Quite a few of us were suffering lawyer burn-out. One went off to join a legal publisher and hasn’t looked back. Another toyed with the idea of teaching in an independent school and forming his own Dead Poets’ Society.

I had my own style of burnout in early-2002. One of this group of friends sat me down one day and suggested this: “Irf, you’re good at writing. You know how to sniff a story and put an angle to it. Why don’t you consider journalism?”

I didn’t believe it was possible. Going from legal practice to journalism? My friend persisted.

“You remember Cynthia from uni? She didn’t stay in law for very long. She went off to write stuff here and there in smaller publications. Now she has a small gig in the Good Weekend. Who knows where that might take her?”

I started looking out in the Good Weekend for the familiar name. Sure enough, there was Cynthia Banham doing some kind of trivia thing in the magazine.

Years later, I was helping a lady with a rather difficult matter involving her deceased husband. We weren’t getting anywhere with government authorities. The lady wanted to approach TV tabloid current affairs programs. I had other ideas.

I rang Cynthia Banham at the Canberra office of the Herald and introduced myself. She remembered who I was. We made arrangements to meet with my client in Parliament House in Canberra.

Cynthia went through my client’s story patiently and thoroughly. She checked and double-checked every single aspect of my client’s story. She then advised my client of what steps she would have to take and who she would have to approach from my client’s ‘opponent’.

I know few lawyers who would be this thorough, let alone journalists. Perhaps this reflects the stereotype I have that journalists are more able to play fast and loose with the facts.

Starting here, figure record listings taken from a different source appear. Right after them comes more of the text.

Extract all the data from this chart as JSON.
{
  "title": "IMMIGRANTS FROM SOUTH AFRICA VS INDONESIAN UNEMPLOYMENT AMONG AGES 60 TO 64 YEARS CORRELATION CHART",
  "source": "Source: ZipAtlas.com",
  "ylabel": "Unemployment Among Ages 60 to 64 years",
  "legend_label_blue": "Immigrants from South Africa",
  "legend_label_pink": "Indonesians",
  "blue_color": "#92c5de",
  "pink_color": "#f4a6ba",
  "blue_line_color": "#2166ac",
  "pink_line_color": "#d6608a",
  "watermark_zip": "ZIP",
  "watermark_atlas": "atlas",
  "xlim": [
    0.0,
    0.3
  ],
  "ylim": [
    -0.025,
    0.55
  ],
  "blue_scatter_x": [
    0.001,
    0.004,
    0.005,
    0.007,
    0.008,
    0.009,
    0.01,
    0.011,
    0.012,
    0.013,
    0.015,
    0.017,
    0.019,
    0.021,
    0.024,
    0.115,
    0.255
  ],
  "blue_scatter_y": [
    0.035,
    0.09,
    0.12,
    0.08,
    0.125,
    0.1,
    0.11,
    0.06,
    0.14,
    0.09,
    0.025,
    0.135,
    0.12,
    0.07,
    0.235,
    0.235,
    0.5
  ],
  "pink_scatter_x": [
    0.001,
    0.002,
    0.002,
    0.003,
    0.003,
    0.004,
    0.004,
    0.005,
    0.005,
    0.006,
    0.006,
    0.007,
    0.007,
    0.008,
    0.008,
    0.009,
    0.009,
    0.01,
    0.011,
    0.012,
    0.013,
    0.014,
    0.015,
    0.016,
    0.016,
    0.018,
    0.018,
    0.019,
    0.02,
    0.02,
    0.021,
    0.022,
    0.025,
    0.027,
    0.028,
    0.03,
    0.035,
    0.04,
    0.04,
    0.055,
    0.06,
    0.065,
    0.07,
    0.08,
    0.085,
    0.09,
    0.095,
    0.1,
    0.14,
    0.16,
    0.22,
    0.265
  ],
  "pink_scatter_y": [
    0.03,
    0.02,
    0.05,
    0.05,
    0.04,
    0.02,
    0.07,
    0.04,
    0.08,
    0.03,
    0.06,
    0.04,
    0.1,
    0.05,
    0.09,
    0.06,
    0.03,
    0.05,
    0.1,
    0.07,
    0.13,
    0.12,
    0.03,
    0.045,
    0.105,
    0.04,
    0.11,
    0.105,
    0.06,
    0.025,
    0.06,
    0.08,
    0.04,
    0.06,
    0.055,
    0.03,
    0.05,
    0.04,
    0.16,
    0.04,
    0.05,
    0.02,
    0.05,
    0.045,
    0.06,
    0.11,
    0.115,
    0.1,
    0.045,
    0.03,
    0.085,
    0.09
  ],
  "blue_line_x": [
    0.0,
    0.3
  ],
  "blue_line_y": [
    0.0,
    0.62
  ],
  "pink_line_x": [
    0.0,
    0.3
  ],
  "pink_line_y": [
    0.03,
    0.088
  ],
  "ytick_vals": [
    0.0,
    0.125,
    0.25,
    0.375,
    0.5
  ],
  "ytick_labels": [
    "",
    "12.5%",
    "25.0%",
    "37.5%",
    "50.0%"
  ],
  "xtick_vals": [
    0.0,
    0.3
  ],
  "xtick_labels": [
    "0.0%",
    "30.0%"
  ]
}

Cynthia certainly didn’t meet that stereotype.

Then late last year, I e-mailed Cynthia to get some advice about making the move she made out of legal practice all those years back. We arranged to meet, and then one of us had to cancel at the last minute. A few more rendezvous were planned and cancelled. Then on the afternoon of 7 March, as I was entering Canberra to attend a lecture at ANU, I thought I would give Cynthia a call at her work number and arrange to meet. No one picked up the phone.

At ANU, I saw my fiancĂ© who told me about the plane crash. Within a few hours, it was clear why Cynthia hadn’t picked up her office phone.

I can’t claim to be a close friend of Cynthia. I was part of a large circle of friends which she was also part of at university.

Cynthia is now battling away in Perth, surrounded by family and loved ones. Please remember Cynthia, her partner and her family in your prayers.